Aquí estoy de vuelta, un paréntesis en el cierre nuestro de cada día, para glosar mi vida tecnólogica, la vida tecnológica.
Navegando ( en viaje profesional, nada de crucero de placer, boss mío) me encuentro con esta secuencia en mi pantalla. Sale una pluma de ave y una leyenda cuenta: con una como esta escribió Cervantes el Quijote. Luego una pluma de plumilla plateada y tinta interior: con una como esta, Mary Shelley escribió Frankestein. Una máquina de escribir unplaged ella: con una como esta, Thomas Mann escribió La montaña mágica. Un ordenador: con uno como este, Ken Follet los pilares de la tierra. Un teléfono móvil: el próximo eres tú.
Siglos de escritura en cinco pantallazos. ¡ Qué capacidad de sintésis!
¿ Me estoy perdiendo? Pepito ( ya saben, Grillo, mi compañero de redacción) me indica que sí.
A lo que iba, que si andas por ahí en busca de las musas sin más equipaje que tu telefonito móvil, pues, no necesitas más, cuando te venga ( la inspiración), puedes escribir tu relato en la pantalla. Yo estoy pegada a mi ordenador, aquí, en mi torre de chips, pero... oyes que me tienta la cosa.
La cosa es un concurso de Movistar. Escribes un relato de 157 carácteres ( lo bueno, si breve...), contando los espacios en blanco, y lo mandas al 7212 precedido por las letras RE y un espacio en blanco antes del 20 de abril.
Es como una loto literaria. Juegas 30 céntimos ( el coste de la llamada), puedes ganar 1.500 ( la dotación del primer premio). Y oyes, el prestigio, que el jurado esta presidido por Antonio Gamoneda, flamante último Premio Cervantes.
Eso sí, nada de jerga TIC o abreviaturas, el relato ha de estar escrito en “un correcto castellano”.
Yo sufro de verborrea... pero... puedo intentarlo:
Era el último sobre la tierra y con su último suspiro, murieron todos los dioses.
o
No recuerdo ningún paisaje de aquel viaje, no buscaba más horizonte que sus ojos, más amanecer que su mirada, otra playa en que bañarme que él.
Ummmm
Vale, vale Pepito, la ficción no es mi campo cotidiano, pero ¡lo intentaré!.

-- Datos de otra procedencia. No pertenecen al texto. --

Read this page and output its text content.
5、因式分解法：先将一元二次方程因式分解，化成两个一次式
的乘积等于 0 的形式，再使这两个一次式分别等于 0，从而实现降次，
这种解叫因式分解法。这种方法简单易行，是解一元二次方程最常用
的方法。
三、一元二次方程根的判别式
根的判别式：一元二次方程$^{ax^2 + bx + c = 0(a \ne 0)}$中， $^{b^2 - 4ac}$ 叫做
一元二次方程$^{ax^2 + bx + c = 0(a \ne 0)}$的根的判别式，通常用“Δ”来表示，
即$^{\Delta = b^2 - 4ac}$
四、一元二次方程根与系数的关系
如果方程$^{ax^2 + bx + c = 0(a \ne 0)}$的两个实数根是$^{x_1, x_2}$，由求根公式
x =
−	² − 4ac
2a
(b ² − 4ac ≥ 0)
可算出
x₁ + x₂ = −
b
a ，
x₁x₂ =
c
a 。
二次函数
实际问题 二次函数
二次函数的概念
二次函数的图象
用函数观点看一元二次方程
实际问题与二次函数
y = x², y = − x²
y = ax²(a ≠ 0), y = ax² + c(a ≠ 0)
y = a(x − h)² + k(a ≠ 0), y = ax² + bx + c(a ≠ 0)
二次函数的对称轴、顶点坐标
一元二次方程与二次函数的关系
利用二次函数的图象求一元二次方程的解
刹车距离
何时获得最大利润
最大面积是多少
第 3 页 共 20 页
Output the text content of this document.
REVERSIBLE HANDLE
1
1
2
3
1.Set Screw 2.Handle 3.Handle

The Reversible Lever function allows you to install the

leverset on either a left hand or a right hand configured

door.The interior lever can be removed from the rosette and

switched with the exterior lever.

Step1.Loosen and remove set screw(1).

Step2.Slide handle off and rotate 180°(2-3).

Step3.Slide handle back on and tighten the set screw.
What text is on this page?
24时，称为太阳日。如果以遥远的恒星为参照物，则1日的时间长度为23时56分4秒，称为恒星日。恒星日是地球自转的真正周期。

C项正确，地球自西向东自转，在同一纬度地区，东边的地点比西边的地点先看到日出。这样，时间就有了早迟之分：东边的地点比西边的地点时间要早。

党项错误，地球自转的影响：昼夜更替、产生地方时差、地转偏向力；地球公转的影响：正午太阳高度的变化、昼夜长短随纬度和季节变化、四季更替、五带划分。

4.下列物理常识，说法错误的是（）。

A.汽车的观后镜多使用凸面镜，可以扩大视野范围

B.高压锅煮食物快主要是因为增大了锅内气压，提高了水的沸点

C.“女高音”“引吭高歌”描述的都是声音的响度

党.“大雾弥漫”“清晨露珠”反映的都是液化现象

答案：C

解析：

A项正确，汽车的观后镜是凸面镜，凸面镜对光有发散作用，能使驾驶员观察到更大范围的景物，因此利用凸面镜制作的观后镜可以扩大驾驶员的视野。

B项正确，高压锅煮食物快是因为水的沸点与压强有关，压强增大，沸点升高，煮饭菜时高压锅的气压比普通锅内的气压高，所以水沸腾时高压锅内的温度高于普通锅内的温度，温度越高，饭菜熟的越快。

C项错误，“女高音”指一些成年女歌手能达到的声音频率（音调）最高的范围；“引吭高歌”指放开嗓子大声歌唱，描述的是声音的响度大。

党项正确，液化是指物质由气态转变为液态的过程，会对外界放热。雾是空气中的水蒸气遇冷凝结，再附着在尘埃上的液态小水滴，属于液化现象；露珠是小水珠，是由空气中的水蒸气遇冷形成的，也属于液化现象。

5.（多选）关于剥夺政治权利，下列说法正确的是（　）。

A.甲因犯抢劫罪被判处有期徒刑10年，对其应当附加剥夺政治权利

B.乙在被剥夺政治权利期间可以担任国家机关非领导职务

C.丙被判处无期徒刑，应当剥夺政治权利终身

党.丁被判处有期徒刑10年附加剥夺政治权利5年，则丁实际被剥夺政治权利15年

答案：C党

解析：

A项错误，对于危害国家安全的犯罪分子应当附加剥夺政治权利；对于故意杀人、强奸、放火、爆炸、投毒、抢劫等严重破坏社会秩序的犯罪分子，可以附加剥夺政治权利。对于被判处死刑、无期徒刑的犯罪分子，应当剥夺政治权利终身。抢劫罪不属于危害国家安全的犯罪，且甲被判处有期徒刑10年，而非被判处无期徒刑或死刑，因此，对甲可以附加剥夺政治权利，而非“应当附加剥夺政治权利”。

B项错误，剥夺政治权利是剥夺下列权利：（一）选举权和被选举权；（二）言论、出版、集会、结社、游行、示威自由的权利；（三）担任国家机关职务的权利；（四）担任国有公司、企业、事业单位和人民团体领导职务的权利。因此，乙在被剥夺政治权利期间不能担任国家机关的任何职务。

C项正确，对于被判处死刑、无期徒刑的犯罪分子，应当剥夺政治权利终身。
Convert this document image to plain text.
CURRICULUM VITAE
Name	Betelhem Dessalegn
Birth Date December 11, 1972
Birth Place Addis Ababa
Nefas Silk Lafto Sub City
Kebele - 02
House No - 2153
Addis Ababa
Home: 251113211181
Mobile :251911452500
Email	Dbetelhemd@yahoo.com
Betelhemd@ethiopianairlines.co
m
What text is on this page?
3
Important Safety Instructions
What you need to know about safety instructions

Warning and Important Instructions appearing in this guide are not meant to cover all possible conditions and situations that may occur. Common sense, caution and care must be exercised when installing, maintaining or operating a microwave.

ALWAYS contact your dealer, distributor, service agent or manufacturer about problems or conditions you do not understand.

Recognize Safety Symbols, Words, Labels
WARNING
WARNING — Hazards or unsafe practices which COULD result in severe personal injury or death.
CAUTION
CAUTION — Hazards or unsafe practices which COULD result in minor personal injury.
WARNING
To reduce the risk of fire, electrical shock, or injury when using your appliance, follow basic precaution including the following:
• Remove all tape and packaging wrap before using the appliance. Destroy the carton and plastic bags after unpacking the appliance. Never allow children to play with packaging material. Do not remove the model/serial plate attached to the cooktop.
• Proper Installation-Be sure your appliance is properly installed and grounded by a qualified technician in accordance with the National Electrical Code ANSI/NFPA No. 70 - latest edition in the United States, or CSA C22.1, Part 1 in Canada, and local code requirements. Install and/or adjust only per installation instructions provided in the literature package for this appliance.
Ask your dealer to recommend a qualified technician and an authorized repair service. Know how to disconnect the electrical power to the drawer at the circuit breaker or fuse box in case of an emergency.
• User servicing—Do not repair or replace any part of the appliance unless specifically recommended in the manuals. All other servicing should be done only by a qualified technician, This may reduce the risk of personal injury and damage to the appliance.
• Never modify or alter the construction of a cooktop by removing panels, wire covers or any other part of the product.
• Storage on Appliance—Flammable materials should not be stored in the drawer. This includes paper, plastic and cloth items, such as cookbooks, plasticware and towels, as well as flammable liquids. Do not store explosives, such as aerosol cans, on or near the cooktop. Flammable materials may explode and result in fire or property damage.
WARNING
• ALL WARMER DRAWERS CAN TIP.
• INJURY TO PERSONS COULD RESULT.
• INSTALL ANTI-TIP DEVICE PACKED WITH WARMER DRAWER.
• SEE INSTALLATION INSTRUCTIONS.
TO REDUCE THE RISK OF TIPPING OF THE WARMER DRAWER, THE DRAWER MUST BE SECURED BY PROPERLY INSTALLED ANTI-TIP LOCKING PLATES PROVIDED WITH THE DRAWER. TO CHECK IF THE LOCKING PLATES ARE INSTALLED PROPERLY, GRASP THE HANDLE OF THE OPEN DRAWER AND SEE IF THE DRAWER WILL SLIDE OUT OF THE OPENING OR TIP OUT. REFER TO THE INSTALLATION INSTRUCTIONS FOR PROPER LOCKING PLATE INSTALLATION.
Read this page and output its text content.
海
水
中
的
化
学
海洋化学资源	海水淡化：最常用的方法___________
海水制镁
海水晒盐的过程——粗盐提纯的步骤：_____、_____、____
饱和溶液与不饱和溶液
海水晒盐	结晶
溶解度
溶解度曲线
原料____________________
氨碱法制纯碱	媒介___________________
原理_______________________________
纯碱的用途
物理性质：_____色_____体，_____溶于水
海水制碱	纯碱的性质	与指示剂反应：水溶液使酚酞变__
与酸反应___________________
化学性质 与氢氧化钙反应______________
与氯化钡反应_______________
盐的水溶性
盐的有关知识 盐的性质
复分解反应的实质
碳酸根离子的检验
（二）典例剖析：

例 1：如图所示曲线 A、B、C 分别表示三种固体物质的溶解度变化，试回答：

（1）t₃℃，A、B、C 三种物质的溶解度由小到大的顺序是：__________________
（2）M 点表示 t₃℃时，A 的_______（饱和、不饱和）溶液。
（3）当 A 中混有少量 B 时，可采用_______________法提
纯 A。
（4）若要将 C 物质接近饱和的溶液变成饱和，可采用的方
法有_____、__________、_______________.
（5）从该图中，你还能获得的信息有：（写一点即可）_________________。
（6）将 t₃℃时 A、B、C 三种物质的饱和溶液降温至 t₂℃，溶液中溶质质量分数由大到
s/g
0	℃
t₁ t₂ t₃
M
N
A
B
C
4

PD. Versión laboral del asunto. Los partidos han empezado a mandarnos por SMS sus convocatorias pre-electorales y promesas pre-electorales. Recuérdenme que me vaya de vacaciones a una de esas áreas que llaman "zona de sombra" , a un lugar donde , por Dios, no haya cobertura. Plasmaré mis pensamientos en un cuadernito con tapas de cuero y hojas de celulosa. ¡Qué oldfashion!